Fred Larkin had some little aptitude for medicine and surgery—so they all said, at least—and he set the broken leg and put splints upon it. Then they put the little creature in one of the calf pens, fed it liberally, and Fred declared that in ten days it would be well enough to hop around.
The little Larkin folk were delighted with the lamb for a pet, so Ruth knew that she could safely trust her protégé to them.
There was great fun that night, for the neighboring young folk were invited to meet the trio from Cheslow and the Red Mill, and it was midnight before the girls and boys were still. Therefore, there was no early start made for the second day's run.
Breakfast was late, and it was half-past nine before Tom started the car, and they left Littletop amid the cheers and good wishes of their friends.
"We must hustle, if we want to get to Uncle Ike's before dark," Tom declared. "So you will have to stand for some scorching, girls."
"See that you don't kill anything—or even maim it," advised his sister. "You are out four dollars for damages already."
"Never you mind.

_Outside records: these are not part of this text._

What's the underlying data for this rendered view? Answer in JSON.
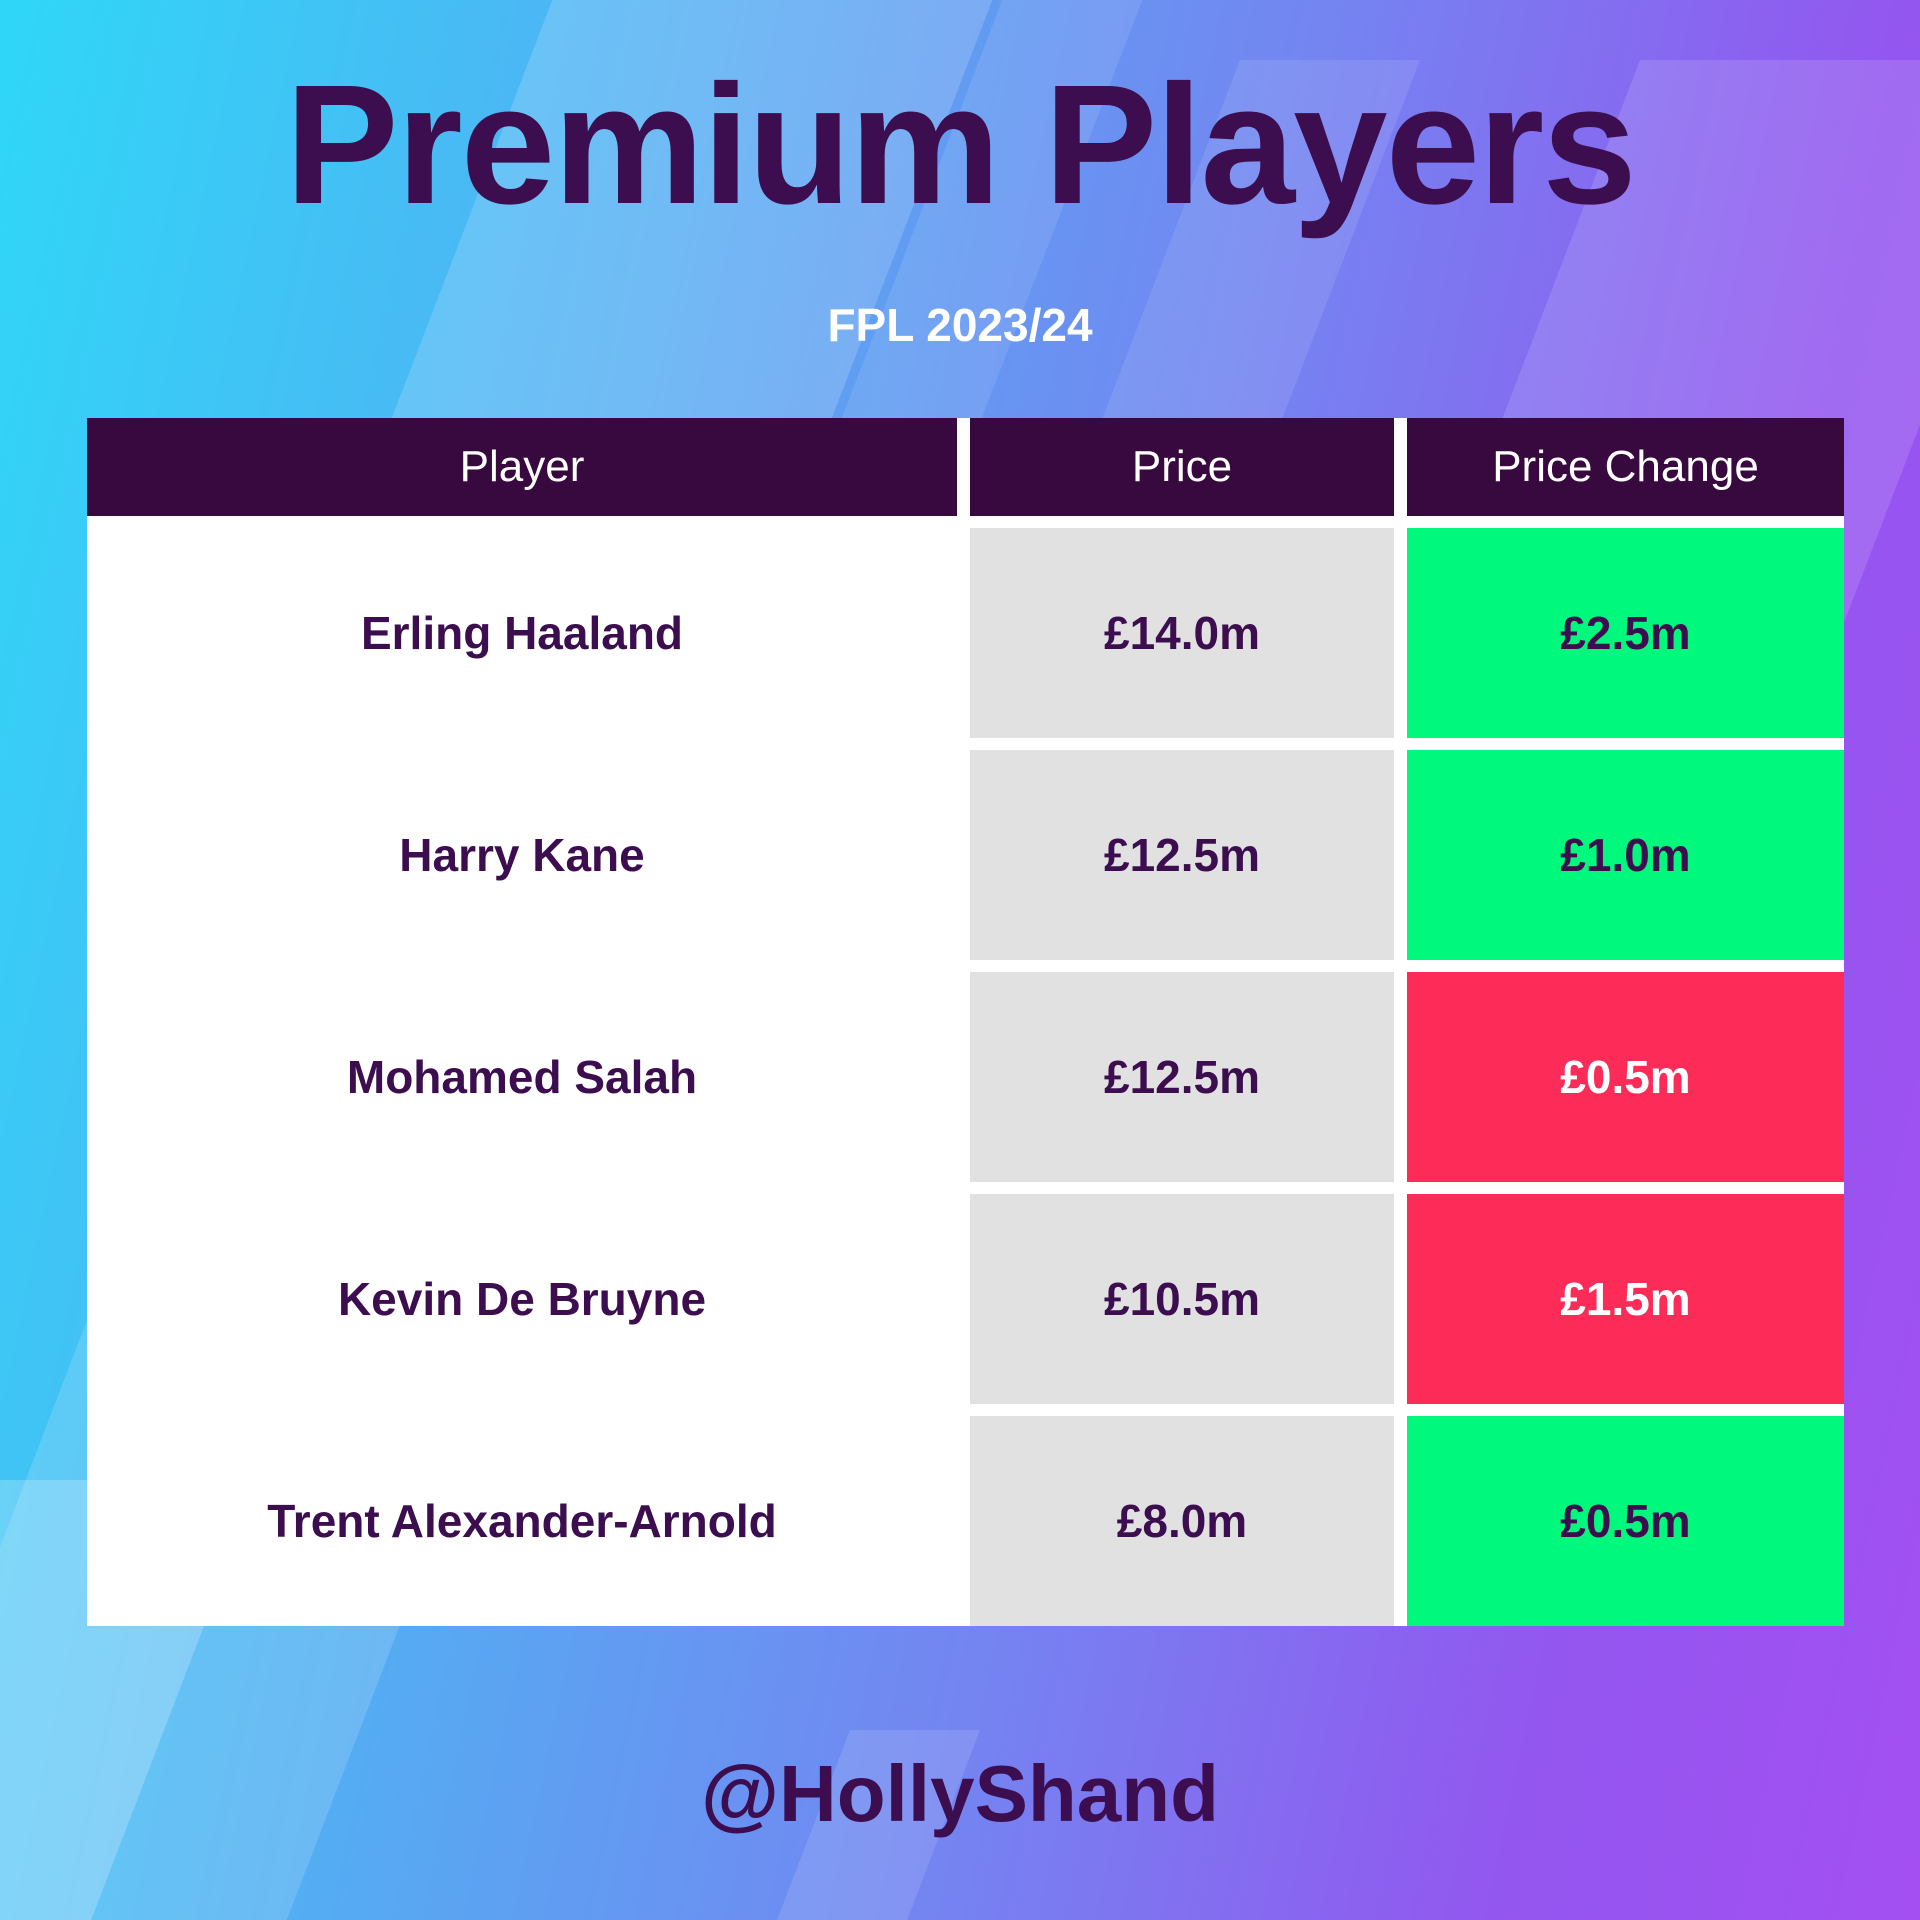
{
  "title": "Premium Players",
  "subtitle": "FPL 2023/24",
  "footer": "@HollyShand",
  "colors": {
    "background_cyan": "#2fd7f7",
    "background_purple": "#a44ff2",
    "dark_purple_ink": "#3c0e4f",
    "header_background": "#38093f",
    "price_cell_gray": "#e2e1e2",
    "increase_green": "#00f87d",
    "decrease_red": "#fc2b58"
  },
  "table": {
    "headers": [
      "Player",
      "Price",
      "Price Change"
    ],
    "rows": [
      {
        "player": "Erling Haaland",
        "price": "£14.0m",
        "change": "£2.5m",
        "direction": "up"
      },
      {
        "player": "Harry Kane",
        "price": "£12.5m",
        "change": "£1.0m",
        "direction": "up"
      },
      {
        "player": "Mohamed Salah",
        "price": "£12.5m",
        "change": "£0.5m",
        "direction": "down"
      },
      {
        "player": "Kevin De Bruyne",
        "price": "£10.5m",
        "change": "£1.5m",
        "direction": "down"
      },
      {
        "player": "Trent Alexander-Arnold",
        "price": "£8.0m",
        "change": "£0.5m",
        "direction": "up"
      }
    ]
  },
  "chart_data": {
    "type": "table",
    "title": "Premium Players",
    "subtitle": "FPL 2023/24",
    "columns": [
      "Player",
      "Price",
      "Price Change"
    ],
    "rows": [
      [
        "Erling Haaland",
        "£14.0m",
        "£2.5m"
      ],
      [
        "Harry Kane",
        "£12.5m",
        "£1.0m"
      ],
      [
        "Mohamed Salah",
        "£12.5m",
        "£0.5m"
      ],
      [
        "Kevin De Bruyne",
        "£10.5m",
        "£1.5m"
      ],
      [
        "Trent Alexander-Arnold",
        "£8.0m",
        "£0.5m"
      ]
    ],
    "price_change_direction": [
      "up",
      "up",
      "down",
      "down",
      "up"
    ],
    "price_values_millions": [
      14.0,
      12.5,
      12.5,
      10.5,
      8.0
    ],
    "price_change_values_millions": [
      2.5,
      1.0,
      -0.5,
      -1.5,
      0.5
    ],
    "annotations": [
      "@HollyShand"
    ]
  }
}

I reckon you girls won't care to be marooned along some of these wild roads all night."
"Nor to travel over them by night, either," advised Ruth. "My! we haven't seen a house for ten miles."

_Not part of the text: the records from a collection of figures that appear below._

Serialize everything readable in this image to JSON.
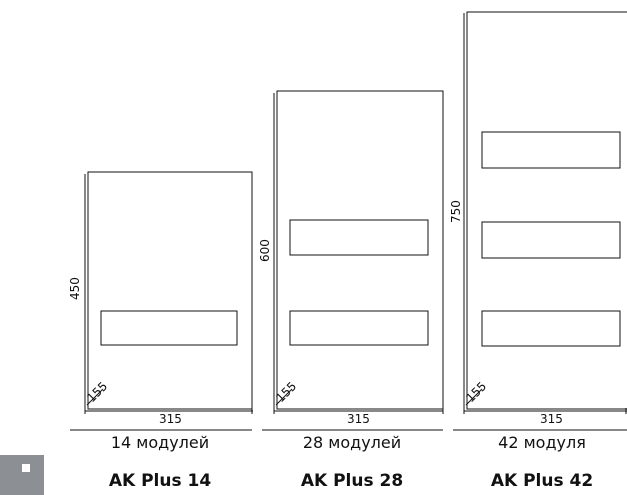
{
  "cabinets": [
    {
      "height_label": "450",
      "width_label": "315",
      "depth_label": "155",
      "modules": "14 модулей",
      "model": "AK Plus 14"
    },
    {
      "height_label": "600",
      "width_label": "315",
      "depth_label": "155",
      "modules": "28 модулей",
      "model": "AK Plus 28"
    },
    {
      "height_label": "750",
      "width_label": "315",
      "depth_label": "155",
      "modules": "42 модуля",
      "model": "AK Plus 42"
    }
  ],
  "corner_tab_icon": "grey-tab-icon"
}
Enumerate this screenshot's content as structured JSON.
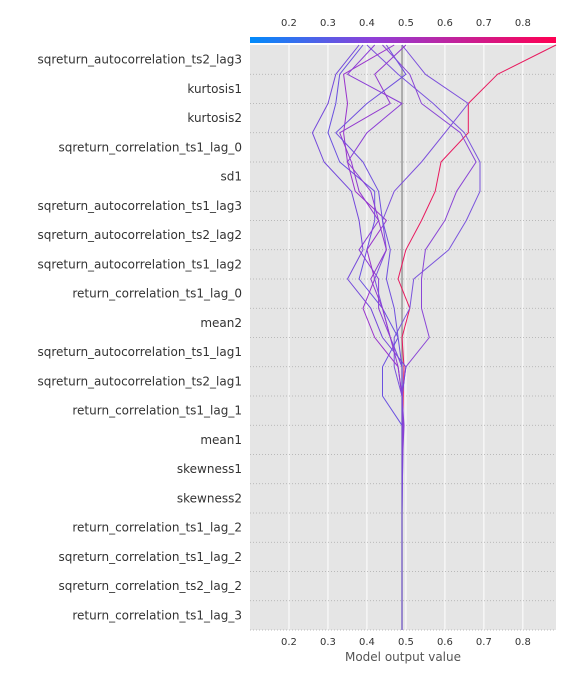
{
  "chart_data": {
    "type": "line",
    "subtype": "decision-plot",
    "xlabel": "Model output value",
    "xlim": [
      0.1,
      0.885
    ],
    "xticks": [
      0.2,
      0.3,
      0.4,
      0.5,
      0.6,
      0.7,
      0.8
    ],
    "top_xticks": [
      0.2,
      0.3,
      0.4,
      0.5,
      0.6,
      0.7,
      0.8
    ],
    "base_value": 0.49,
    "grid": true,
    "colormap": {
      "low": "#008bfb",
      "mid": "#8f3fd8",
      "high": "#ff0052"
    },
    "features": [
      "sqreturn_autocorrelation_ts2_lag3",
      "kurtosis1",
      "kurtosis2",
      "sqreturn_correlation_ts1_lag_0",
      "sd1",
      "sqreturn_autocorrelation_ts1_lag3",
      "sqreturn_autocorrelation_ts2_lag2",
      "sqreturn_autocorrelation_ts1_lag2",
      "return_correlation_ts1_lag_0",
      "mean2",
      "sqreturn_autocorrelation_ts1_lag1",
      "sqreturn_autocorrelation_ts2_lag1",
      "return_correlation_ts1_lag_1",
      "mean1",
      "skewness1",
      "skewness2",
      "return_correlation_ts1_lag_2",
      "sqreturn_correlation_ts1_lag_2",
      "sqreturn_correlation_ts2_lag_2",
      "return_correlation_ts1_lag_3"
    ],
    "series": [
      {
        "color": "#e8195e",
        "values": [
          0.885,
          0.735,
          0.66,
          0.66,
          0.59,
          0.575,
          0.54,
          0.5,
          0.48,
          0.51,
          0.49,
          0.495,
          0.493,
          0.492,
          0.491,
          0.49,
          0.49,
          0.49,
          0.49,
          0.49,
          0.49
        ]
      },
      {
        "color": "#7b55dd",
        "values": [
          0.4,
          0.48,
          0.57,
          0.65,
          0.69,
          0.69,
          0.655,
          0.61,
          0.52,
          0.51,
          0.47,
          0.47,
          0.49,
          0.493,
          0.492,
          0.491,
          0.49,
          0.49,
          0.49,
          0.49,
          0.49
        ]
      },
      {
        "color": "#8a45d6",
        "values": [
          0.44,
          0.51,
          0.54,
          0.64,
          0.68,
          0.63,
          0.6,
          0.55,
          0.54,
          0.54,
          0.56,
          0.5,
          0.49,
          0.495,
          0.492,
          0.491,
          0.49,
          0.49,
          0.49,
          0.49,
          0.49
        ]
      },
      {
        "color": "#7448db",
        "values": [
          0.38,
          0.32,
          0.3,
          0.26,
          0.29,
          0.36,
          0.38,
          0.39,
          0.35,
          0.41,
          0.44,
          0.5,
          0.49,
          0.492,
          0.491,
          0.49,
          0.49,
          0.49,
          0.49,
          0.49,
          0.49
        ]
      },
      {
        "color": "#6a50e0",
        "values": [
          0.39,
          0.33,
          0.32,
          0.3,
          0.33,
          0.42,
          0.42,
          0.4,
          0.38,
          0.44,
          0.48,
          0.44,
          0.44,
          0.49,
          0.491,
          0.49,
          0.49,
          0.49,
          0.49,
          0.49,
          0.49
        ]
      },
      {
        "color": "#9933cc",
        "values": [
          0.47,
          0.34,
          0.35,
          0.34,
          0.35,
          0.37,
          0.45,
          0.4,
          0.42,
          0.39,
          0.42,
          0.48,
          0.49,
          0.492,
          0.491,
          0.49,
          0.49,
          0.49,
          0.49,
          0.49,
          0.49
        ]
      },
      {
        "color": "#8c3ed6",
        "values": [
          0.42,
          0.35,
          0.49,
          0.4,
          0.35,
          0.41,
          0.43,
          0.38,
          0.43,
          0.43,
          0.46,
          0.49,
          0.491,
          0.49,
          0.49,
          0.49,
          0.49,
          0.49,
          0.49,
          0.49,
          0.49
        ]
      },
      {
        "color": "#7d50dc",
        "values": [
          0.49,
          0.55,
          0.66,
          0.6,
          0.54,
          0.47,
          0.44,
          0.45,
          0.42,
          0.44,
          0.46,
          0.49,
          0.49,
          0.49,
          0.49,
          0.49,
          0.49,
          0.49,
          0.49,
          0.49,
          0.49
        ]
      },
      {
        "color": "#9238cf",
        "values": [
          0.5,
          0.42,
          0.46,
          0.33,
          0.36,
          0.38,
          0.43,
          0.45,
          0.41,
          0.44,
          0.46,
          0.48,
          0.49,
          0.49,
          0.49,
          0.49,
          0.49,
          0.49,
          0.49,
          0.49,
          0.49
        ]
      },
      {
        "color": "#7050de",
        "values": [
          0.45,
          0.5,
          0.4,
          0.32,
          0.39,
          0.43,
          0.44,
          0.46,
          0.45,
          0.47,
          0.48,
          0.49,
          0.49,
          0.49,
          0.49,
          0.49,
          0.49,
          0.49,
          0.49,
          0.49,
          0.49
        ]
      }
    ]
  }
}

"It's somewhere up this way that those Gypsy friends of Roberto are encamped—as near as I could make out," Tom remarked.
"My! I wouldn't like to meet them," his sister said.
"They wouldn't hurt us—at least, Roberto didn't," laughed Ruth.
"That's all right. But Gypsies do carry off people——"
"And eat them?" scoffed Tom. "How silly, Nell!"
"Well, Mr. Smartie! they might hold us for ransom."
"Like regular brigands, eh?" returned Tom, lightly. "That would be an adventure worth chronicling."
"You can laugh——Oh!"
As she was speaking, Helen saw a head thrust out of the bushes not far along the road they traveled.
"What's the matter?" demanded Ruth, seizing her arm.
"Look there!" But the car was past the spot in a moment. "Somebody was watching us, and dodged back," declared Helen, anxiously.
"Oh, nonsense!" laughed her brother.
But before they took the next turn they looked back and saw two men standing in the road, talking. They were rough-looking fellows.
However, they saw nobody else for a few miles. Now they were skirting one of the lakes in the upper chain, some miles above the gorge where the dam was built, and the scenery was both beautiful and rugged. There were few farms.
On a rising stretch of road, the engine began to miss, and something rattled painfully in the "internal arrangements" of the car. Tom looked serious, stopped several times, and just coaxed her slowly to the summit of the hill.
"Now don't tell us that we're going to have a breakdown!" cried Helen.
"Do you think those are thunder-heads hanging over the mountain?" asked Ruth, seriously.
"Sure of it!" responded Helen.
"You are a regular 'calamity howler'!" exclaimed Tom. "By Jove! this old mill is going to kick up rusty."
"There's a house!" cried Ruth, gaily, standing up in the back to look ahead. "Now we're all right if the machine has to be repaired, or a storm bursts upon us."
But when the car limped up and stopped in the sandy road before the sagging gate, the trio saw that their refuge was a windowless and abandoned structure that looked as gaunt and ghostly as a lightning-riven tree!